A population-scale map of human tandem repeat composition and mutation dynamics from long-read assemblies

Tandem repeats (TRs) are highly mutable genomic elements composed of repeated motifs that drive genetic diversity and contribute to disease. Due to limited resolution at population scale, their mutation dynamics are incompletely understood. Here, we present TRCompDB, a reference database constructed on 832 human genomes that annotates the compositional diversity and population structure for 4.4 million TR loci. Leveraging SNP-based genealogical trees, we estimated locus-specific mutation rates for 4,037,274 TRs, revealing mutation rates ranging from 10 ⁻¹⁰ to 10 ⁻³ on TRCompDB loci. In addition to TR length and coding potential, mutation rate was influenced by recombination and the wider duplication context.
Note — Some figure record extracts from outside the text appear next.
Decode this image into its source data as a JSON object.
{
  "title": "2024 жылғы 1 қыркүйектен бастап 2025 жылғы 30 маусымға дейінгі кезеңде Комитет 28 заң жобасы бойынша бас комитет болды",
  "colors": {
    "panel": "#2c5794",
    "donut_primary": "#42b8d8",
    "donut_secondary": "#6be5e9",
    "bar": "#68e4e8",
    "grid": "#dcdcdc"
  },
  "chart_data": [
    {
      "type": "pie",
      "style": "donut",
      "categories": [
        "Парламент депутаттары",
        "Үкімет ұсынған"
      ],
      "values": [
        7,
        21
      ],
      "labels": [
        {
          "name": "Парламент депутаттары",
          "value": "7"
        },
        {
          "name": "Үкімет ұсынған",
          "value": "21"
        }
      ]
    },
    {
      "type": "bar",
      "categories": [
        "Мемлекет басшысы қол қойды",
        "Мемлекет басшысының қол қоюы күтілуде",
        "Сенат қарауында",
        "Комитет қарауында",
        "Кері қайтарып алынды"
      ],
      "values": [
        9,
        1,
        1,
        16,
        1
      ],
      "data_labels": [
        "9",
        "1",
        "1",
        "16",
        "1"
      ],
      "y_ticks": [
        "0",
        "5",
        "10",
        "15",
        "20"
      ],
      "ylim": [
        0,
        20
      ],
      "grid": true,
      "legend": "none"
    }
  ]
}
Moreover, a subset of AT-rich pentanucleotide repeats including loci linked to Familial Myoclonic Adult Epilepsy and spinocerebellar ataxia showed extreme mutation rates. Beyond single-motif changes, 29,964 loci exhibited higher-order duplication patterns that increased allelic complexity, among which 3,351 VNTRs showed evolutionary recurrence. These results establish TRCompDB as a resource for studying global patterns of tandem repeat evolution and their contribution to human disease.